One can certainly look at Breathless (À bout de soufflé) as one of energy in its methods of madness to make something out of guerilla-style filmmaking that yearns to challenge its viewer in its daring independence, an offbeat and fairly poetic film (complete with a dedication to prominent b-movie studio Monogram Pictures). Oddly enough, Godard would later say that the film's success was a mistake, stating before his film, "there used to be just one way. There was one way you could do things. There were people who protected it like a copyright, a secret cult only for the initiated. That’s why I don’t regret making Breathless and blowing that all apart.” I can certainly respect the intent of Godard when it comes to wanting to make something bold and different from the usual expectations with confident detachment, a drama with noir aspects (including a love of Humphrey Bogart from its main character that sure tries to act like him in a gangster film) and jagged editing done to trim the film (which lasts 87 minutes) that stick out in the viewer's eyes with amazement (or puzzlement, depending on one's tastes), where the rule-book is thrown out in order to make something new and vital, for better or worse, which can test the patience of those craving discipline in a film's foundation (or perhaps were looking for the 1983 American remake). It is an imperfect film, but it has a key place in world cinema that can't be denied for the devoted film-lover, particularly since this is from someone who clearly has a love for them that desires to make one of his own striking vision to divert from the traditions that banded the past while evoking ones from that same era to respect and reference.

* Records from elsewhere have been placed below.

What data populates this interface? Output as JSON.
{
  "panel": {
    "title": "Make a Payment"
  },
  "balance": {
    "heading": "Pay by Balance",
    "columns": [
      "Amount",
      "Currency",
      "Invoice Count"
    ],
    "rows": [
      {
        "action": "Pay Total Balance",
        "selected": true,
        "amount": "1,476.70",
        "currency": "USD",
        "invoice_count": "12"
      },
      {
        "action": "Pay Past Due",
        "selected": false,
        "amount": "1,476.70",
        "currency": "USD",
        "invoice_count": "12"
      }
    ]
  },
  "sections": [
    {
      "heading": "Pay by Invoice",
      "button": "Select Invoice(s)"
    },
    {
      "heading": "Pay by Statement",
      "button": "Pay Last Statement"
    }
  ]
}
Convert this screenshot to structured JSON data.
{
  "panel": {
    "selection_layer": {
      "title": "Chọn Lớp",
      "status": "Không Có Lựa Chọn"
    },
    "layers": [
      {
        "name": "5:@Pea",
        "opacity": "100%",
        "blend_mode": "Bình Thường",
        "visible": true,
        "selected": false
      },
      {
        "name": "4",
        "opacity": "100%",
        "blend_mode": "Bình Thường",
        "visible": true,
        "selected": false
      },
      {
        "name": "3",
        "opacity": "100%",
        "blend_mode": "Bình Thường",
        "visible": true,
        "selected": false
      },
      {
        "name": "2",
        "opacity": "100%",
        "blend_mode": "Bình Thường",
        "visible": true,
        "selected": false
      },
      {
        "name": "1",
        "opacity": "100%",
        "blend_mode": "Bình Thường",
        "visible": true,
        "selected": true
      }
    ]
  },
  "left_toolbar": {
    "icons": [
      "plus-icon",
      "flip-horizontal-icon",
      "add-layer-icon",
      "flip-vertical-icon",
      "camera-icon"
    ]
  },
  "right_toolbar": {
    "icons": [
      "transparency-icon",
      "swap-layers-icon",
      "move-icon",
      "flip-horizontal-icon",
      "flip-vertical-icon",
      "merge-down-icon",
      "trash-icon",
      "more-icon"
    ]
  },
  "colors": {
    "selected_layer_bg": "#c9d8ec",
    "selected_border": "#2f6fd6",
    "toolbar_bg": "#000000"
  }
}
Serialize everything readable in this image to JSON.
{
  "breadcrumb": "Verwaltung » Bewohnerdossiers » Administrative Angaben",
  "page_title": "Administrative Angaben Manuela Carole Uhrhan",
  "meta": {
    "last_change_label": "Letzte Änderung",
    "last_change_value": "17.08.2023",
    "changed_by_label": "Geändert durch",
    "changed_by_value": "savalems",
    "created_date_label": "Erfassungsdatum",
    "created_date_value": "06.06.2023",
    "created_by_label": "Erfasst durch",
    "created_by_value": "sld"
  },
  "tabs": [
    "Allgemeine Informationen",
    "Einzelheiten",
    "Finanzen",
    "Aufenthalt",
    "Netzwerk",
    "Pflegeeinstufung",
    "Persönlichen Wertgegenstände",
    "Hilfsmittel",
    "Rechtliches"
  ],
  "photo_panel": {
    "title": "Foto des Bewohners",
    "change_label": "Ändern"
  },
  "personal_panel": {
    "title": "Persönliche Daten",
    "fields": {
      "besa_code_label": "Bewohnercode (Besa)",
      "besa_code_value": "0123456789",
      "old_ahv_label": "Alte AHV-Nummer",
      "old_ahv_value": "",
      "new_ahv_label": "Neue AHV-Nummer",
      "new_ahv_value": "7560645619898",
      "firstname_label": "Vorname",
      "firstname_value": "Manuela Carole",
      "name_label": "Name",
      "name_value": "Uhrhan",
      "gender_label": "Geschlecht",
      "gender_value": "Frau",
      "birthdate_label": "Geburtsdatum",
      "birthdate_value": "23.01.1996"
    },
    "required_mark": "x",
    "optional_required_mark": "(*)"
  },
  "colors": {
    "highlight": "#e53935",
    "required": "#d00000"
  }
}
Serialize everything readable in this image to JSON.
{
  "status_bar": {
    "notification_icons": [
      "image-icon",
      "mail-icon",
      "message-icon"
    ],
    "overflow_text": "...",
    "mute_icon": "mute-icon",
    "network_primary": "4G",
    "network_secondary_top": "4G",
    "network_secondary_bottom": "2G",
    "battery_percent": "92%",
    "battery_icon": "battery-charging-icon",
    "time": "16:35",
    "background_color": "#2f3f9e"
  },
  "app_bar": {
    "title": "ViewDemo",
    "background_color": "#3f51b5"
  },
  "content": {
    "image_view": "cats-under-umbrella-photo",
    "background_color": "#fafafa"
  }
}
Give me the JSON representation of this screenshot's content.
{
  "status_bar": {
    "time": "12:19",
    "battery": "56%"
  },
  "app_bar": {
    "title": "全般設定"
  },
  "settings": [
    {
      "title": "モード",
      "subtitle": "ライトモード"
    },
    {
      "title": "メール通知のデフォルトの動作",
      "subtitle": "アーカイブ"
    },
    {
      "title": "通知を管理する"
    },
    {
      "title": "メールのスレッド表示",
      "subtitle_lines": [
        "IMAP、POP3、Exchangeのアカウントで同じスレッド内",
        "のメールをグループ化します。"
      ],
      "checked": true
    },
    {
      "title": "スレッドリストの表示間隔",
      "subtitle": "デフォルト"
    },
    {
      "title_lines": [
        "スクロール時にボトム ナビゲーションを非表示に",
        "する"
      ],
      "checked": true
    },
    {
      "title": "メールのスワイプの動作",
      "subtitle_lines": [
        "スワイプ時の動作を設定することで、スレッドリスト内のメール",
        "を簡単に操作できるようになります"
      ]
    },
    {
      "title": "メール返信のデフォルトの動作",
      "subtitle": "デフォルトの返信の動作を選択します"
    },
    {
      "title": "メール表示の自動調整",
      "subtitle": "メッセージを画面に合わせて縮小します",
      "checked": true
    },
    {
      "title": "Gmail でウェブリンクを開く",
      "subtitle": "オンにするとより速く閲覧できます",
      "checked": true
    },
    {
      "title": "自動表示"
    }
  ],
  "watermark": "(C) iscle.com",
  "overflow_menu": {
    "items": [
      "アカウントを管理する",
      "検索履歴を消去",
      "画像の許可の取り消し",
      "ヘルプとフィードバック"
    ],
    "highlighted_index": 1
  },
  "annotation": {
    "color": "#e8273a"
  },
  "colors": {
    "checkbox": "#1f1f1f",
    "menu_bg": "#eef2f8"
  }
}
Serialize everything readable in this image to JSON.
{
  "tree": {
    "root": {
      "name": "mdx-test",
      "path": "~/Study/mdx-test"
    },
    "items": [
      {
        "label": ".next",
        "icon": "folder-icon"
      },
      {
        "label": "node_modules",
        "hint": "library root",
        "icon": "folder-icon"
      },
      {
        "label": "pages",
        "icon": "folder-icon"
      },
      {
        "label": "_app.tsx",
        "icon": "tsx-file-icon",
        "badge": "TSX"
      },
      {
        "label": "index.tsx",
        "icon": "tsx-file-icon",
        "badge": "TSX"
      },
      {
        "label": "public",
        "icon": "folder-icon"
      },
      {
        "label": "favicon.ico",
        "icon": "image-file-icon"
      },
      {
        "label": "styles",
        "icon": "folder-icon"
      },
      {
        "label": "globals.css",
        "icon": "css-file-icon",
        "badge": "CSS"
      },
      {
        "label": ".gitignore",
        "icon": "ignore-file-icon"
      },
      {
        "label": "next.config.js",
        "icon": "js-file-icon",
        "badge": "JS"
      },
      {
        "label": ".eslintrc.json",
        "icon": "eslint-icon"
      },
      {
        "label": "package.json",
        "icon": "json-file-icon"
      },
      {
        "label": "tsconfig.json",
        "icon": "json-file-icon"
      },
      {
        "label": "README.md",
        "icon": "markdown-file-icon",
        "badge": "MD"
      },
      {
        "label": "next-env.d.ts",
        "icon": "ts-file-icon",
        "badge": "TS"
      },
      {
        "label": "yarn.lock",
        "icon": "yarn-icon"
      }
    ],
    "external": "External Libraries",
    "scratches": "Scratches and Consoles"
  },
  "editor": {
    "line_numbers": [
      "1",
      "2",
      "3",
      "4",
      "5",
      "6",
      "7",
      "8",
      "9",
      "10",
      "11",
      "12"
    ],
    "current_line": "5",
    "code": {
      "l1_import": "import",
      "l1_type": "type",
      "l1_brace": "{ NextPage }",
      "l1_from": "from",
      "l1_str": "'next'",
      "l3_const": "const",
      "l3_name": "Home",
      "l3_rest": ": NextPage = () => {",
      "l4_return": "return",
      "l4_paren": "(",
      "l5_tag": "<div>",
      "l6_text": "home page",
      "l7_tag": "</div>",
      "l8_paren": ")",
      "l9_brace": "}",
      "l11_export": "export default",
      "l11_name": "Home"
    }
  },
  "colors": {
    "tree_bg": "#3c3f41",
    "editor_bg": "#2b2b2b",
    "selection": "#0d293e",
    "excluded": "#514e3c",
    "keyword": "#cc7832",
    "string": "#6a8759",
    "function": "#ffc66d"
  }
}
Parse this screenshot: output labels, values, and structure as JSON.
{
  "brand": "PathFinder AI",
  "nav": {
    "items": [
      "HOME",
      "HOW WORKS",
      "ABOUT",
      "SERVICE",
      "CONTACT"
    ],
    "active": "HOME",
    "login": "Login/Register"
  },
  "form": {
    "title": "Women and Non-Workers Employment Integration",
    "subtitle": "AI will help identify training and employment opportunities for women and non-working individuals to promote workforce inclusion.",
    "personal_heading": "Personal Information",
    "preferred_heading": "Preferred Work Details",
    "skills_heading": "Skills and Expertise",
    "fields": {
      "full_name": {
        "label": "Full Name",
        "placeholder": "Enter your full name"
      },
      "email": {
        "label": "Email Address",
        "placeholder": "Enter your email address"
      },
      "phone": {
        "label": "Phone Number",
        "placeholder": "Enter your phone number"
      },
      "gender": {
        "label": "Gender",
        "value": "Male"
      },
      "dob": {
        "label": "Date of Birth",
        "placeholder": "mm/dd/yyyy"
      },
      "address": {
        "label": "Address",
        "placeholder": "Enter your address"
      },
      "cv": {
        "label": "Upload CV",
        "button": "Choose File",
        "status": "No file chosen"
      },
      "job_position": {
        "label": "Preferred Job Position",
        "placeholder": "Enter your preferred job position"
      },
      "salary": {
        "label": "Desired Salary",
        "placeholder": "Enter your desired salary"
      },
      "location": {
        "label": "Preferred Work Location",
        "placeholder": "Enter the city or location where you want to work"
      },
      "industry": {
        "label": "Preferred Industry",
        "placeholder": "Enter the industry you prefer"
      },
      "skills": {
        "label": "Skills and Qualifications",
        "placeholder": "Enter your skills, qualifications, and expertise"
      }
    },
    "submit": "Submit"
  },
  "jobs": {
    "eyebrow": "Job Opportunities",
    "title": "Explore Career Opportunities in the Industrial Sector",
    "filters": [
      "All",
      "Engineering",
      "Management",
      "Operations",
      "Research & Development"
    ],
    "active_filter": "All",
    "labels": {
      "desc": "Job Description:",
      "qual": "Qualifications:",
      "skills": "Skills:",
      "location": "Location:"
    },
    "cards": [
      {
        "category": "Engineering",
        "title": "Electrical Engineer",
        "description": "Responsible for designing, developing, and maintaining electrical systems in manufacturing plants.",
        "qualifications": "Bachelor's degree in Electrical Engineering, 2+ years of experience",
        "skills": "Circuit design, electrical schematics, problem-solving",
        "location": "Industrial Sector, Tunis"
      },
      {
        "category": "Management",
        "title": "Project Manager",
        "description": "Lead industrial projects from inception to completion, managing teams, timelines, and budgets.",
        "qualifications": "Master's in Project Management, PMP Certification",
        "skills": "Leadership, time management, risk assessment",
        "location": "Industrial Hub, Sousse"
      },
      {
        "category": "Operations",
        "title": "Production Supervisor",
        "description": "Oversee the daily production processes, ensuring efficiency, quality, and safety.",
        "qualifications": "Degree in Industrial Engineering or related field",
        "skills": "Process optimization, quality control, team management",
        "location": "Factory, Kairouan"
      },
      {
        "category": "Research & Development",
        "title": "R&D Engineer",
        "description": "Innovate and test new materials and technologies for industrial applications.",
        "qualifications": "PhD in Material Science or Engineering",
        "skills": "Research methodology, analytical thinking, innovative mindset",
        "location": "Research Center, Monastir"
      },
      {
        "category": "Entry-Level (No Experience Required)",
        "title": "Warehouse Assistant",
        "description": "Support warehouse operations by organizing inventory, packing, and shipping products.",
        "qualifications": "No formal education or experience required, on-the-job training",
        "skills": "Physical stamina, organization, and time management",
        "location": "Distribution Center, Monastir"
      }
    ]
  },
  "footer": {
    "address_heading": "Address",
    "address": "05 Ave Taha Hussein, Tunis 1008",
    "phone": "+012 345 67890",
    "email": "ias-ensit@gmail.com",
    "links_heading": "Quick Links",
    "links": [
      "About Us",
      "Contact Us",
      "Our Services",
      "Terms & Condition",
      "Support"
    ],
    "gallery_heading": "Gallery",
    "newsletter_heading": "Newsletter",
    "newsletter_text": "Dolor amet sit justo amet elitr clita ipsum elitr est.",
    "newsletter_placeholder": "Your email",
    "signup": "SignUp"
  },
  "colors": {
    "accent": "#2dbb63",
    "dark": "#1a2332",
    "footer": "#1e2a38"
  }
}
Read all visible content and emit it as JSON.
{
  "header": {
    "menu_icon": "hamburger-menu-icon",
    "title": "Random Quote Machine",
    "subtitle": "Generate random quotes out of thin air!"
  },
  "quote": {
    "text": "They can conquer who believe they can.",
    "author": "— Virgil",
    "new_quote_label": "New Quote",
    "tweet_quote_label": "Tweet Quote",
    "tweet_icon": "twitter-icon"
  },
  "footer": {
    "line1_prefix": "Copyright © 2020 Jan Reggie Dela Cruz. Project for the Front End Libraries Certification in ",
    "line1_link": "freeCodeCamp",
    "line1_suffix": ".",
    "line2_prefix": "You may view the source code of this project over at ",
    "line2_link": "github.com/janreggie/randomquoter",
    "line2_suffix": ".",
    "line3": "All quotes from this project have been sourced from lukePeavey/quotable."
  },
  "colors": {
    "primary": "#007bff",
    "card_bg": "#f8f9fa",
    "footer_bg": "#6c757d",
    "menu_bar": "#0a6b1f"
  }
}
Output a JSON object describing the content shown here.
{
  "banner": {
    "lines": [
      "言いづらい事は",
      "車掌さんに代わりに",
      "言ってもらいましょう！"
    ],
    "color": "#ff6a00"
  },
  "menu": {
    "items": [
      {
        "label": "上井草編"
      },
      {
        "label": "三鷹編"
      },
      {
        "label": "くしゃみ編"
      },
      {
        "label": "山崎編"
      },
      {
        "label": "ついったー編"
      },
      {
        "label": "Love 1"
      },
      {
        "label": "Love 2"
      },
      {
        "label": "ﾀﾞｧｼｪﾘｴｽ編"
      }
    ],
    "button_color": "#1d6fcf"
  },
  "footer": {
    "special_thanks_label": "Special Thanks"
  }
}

Belmondo and Seberg play off each other with casualness, the former being a staggering caricature of impulse and crudeness that goes with the latter's hypnotic allure and driven spirit to make a fascinating duo to ruminate about passion in its modern age, where style permeates because of its director regardless of its budgetary limitations, where a scene can switch from French to English and then back again and be quite diverting. The climax proves to be a swift and effective way to cap off an intriguing film, no doubt helped by the lasting words to end it (which can prove interesting in translation for English viewers with the word of "dégueulasse"). It still packs a power of curiosity after six decades because of its execution of style and bold attitude of honoring and defying the things of cinema to make a piece uniquely fitting to start a career of directing for someone like Godard that one can find plenty to look into today.
Overall, I give it 9 out of 10 stars.